Thursday 5 October 2023

And Then There Were None (1974 Peter Collinson)

Well, this is a badly directed film, even by Collinson's standards (he's let the zoom lens go, at least). He seems to show most of the film in really uninteresting wide shots, not just keeping the actors at arm's length, but everything - suspense, plot. All we're left with is a good impression of the space of the Shah Abbas Hotel, Iran.

And that's not all. We suspect we might be in trouble when Charles Aznavour sings us a little ditty on a handy grand piano, but he's immediately joined by drums and bass that aren't there. Then, when the 'host' reads out (on tape) all the charges against them, it's accompanied by the worst light easy listening type music which just does not go with the scene at all. (Bruno Nicolai is the credited composer. His music is awful.)

Other things to cherish - when Elke Sommer and other guests step outside the hotel, supposedly at night - it's daylight. (And she even says something like 'This place looks so different at night'.) The funniest scene is where we see a dead body and Oliver Reed starts hitting something furiously on the floor (out of sight) and then picks up a dead rubber snake.

Everybody acts so stupidly they deserve to die. Excuse me, I should introduce the other guests. Richard Attenborough, two Bond villains in the shape of Gert Frobe and Adolfo Celi, Stephane Audran, Herbert Lom, Maria Rohm, Alberto de Mendoza, Orson Welles (voice of host).

The lighting is also terrible. When the power goes out, Attenborough and Lom are together in the billiard room, and they light matches to see each other.

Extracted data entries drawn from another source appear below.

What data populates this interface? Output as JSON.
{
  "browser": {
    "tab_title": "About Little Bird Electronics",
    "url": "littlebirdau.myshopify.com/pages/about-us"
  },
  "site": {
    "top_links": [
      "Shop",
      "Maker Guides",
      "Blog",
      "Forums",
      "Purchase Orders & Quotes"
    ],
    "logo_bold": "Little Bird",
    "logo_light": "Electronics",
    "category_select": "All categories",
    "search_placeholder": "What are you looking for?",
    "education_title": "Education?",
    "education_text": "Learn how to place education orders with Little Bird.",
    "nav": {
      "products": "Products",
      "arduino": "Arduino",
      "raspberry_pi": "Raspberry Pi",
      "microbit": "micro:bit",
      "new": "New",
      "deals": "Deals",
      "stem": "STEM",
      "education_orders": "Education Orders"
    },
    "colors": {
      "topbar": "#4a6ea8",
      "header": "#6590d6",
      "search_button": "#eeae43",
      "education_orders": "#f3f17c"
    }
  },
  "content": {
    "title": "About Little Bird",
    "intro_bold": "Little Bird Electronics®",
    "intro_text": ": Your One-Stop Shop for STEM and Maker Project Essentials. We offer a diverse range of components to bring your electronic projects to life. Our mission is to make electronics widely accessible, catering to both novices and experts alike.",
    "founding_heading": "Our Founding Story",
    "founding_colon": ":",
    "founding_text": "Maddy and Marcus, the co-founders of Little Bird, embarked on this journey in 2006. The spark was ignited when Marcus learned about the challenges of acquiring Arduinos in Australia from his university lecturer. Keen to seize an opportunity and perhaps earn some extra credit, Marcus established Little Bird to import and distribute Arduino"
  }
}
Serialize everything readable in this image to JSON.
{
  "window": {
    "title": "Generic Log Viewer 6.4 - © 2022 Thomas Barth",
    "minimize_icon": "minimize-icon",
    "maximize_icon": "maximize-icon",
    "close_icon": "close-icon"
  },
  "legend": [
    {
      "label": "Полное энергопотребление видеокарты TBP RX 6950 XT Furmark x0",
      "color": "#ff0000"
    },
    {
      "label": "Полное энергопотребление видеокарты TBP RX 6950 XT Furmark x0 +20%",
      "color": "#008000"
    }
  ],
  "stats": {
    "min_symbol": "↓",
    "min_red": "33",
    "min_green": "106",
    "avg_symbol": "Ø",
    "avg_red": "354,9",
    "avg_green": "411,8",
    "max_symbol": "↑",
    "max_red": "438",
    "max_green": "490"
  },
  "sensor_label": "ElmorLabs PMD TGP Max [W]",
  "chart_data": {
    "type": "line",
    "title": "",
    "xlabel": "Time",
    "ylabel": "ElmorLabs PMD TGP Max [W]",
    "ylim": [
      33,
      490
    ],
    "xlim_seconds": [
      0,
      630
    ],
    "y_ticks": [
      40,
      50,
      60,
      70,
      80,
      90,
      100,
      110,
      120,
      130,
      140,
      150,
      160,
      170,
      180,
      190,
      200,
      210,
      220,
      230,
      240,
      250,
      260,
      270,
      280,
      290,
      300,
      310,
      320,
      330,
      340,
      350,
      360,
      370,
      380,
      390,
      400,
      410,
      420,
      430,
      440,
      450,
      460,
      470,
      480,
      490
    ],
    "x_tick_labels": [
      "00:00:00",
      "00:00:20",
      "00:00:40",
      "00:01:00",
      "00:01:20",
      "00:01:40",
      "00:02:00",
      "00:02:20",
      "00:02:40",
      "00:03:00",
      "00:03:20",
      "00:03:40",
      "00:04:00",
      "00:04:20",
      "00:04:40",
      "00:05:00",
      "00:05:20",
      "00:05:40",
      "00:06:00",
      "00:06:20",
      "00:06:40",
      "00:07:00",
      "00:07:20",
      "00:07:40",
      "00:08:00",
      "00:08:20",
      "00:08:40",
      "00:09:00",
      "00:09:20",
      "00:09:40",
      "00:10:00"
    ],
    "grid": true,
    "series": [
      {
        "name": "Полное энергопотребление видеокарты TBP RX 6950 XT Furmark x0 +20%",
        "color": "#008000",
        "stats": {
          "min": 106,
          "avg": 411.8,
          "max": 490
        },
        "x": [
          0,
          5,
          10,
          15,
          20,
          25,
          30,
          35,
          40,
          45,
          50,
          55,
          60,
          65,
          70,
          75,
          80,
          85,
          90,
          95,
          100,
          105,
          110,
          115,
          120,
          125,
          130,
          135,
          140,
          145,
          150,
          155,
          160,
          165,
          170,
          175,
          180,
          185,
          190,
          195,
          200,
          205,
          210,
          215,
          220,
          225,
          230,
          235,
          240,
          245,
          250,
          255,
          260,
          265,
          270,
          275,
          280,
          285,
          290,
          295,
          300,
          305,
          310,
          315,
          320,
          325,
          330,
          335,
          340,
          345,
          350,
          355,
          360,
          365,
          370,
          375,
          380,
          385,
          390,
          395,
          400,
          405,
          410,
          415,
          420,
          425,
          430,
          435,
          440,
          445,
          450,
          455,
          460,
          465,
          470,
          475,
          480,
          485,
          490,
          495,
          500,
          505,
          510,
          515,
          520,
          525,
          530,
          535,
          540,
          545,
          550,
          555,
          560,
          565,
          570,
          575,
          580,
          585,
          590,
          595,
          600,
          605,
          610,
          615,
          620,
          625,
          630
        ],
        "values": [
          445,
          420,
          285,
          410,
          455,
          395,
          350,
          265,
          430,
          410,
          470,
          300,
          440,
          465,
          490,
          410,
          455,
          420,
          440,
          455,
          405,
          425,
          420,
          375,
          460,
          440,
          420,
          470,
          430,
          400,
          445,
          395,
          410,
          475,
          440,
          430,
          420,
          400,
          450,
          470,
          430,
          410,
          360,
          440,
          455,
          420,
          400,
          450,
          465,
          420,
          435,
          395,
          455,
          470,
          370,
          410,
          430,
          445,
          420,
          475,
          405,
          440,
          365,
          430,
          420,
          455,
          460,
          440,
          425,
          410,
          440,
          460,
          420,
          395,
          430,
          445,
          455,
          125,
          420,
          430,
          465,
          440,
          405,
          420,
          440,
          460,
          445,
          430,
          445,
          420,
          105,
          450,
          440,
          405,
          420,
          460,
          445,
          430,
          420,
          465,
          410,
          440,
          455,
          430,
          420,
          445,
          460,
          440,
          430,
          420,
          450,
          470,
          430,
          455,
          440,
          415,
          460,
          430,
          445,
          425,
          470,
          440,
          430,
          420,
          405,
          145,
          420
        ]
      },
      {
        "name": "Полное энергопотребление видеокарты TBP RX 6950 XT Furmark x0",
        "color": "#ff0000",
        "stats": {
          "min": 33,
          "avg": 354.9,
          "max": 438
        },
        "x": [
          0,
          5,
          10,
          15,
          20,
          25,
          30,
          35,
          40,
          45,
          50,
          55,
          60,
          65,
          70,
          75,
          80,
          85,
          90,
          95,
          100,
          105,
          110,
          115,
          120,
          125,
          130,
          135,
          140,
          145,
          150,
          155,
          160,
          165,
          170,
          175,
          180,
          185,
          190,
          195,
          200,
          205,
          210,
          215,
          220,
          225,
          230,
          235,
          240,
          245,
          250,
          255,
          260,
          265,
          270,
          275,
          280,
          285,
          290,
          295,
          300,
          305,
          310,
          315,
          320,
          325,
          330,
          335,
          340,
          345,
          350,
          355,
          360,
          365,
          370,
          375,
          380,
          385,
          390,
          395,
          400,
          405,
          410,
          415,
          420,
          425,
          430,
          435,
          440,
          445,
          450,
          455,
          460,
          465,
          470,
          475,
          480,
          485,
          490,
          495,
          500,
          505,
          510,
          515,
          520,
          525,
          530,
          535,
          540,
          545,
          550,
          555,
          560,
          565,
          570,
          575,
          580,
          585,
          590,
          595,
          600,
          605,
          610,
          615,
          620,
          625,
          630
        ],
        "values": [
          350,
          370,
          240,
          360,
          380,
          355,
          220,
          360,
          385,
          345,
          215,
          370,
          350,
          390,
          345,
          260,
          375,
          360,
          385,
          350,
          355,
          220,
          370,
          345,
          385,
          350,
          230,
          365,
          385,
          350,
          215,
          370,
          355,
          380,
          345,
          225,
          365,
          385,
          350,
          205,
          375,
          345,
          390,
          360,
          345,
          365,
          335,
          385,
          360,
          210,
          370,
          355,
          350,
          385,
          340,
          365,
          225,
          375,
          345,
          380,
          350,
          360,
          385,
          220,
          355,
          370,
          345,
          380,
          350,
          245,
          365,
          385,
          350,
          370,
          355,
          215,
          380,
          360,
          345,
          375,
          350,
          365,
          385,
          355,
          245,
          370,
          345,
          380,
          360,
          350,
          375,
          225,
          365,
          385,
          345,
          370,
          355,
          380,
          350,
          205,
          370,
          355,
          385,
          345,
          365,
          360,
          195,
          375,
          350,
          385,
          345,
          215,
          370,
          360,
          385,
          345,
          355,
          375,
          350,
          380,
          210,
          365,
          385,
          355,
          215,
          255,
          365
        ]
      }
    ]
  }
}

But there's enough light to see without them, and the matches don't make any difference to the light in the room (this happens also in The Fall of the House of Usher (1960)).

You don't think the corridor behind them should be dark or anything?

Far too much of the film is in this shot size

The cameraman responsible is someone called Fernando Aribas, and that's part of the problem. Who made this film, and why? It's produced by Harry Alan Towers, normally responsible for horror films like dodgy Fu Manchu films (well, OK, not horror - rubbish) and he's also written it pseudonymously under the name Peter Welbeck. (I see he made another stab at Agatha Christie's story in 1965 with people like Fabian, Stanley Holloway, Wilfred Hyde-White and Dennis Price - what's wrong with the man? I subsequently learned he made a third version, set on an African safari, that is allegedly even worse!) IMDB supplies the tidbit that the film was withdrawn after one week having grossed £1000. 

I sense something to do with tax breaks all over this film. So what's the real story? Let's investigate. The production companies were Filibuster Films (London), COMECI (French), Coralta Cinematografica (Italian), Corona Film Produktion (French, I think), Oceania Produzioni Internazionali Cinematografiche (Italian), Talia Films (Spanish). With American money having been pulled away from the UK, international co-productions were not at all unusual. This then explains the French, Italian and Spanish names in the crew.

I'd hoped F Maurice Speed's 'Film Review 1974-5' might shine a light, but although I did briefly buy that book back in 2016, I see there was some problem with it and it was returned. Time Out called it a 'Glossy tax shelter film', and Halliwell chipped in with 'so inept you could scream'. ('Glossy'?)

Perhaps best to leave it there. One of those films that's so bad it's enjoyable.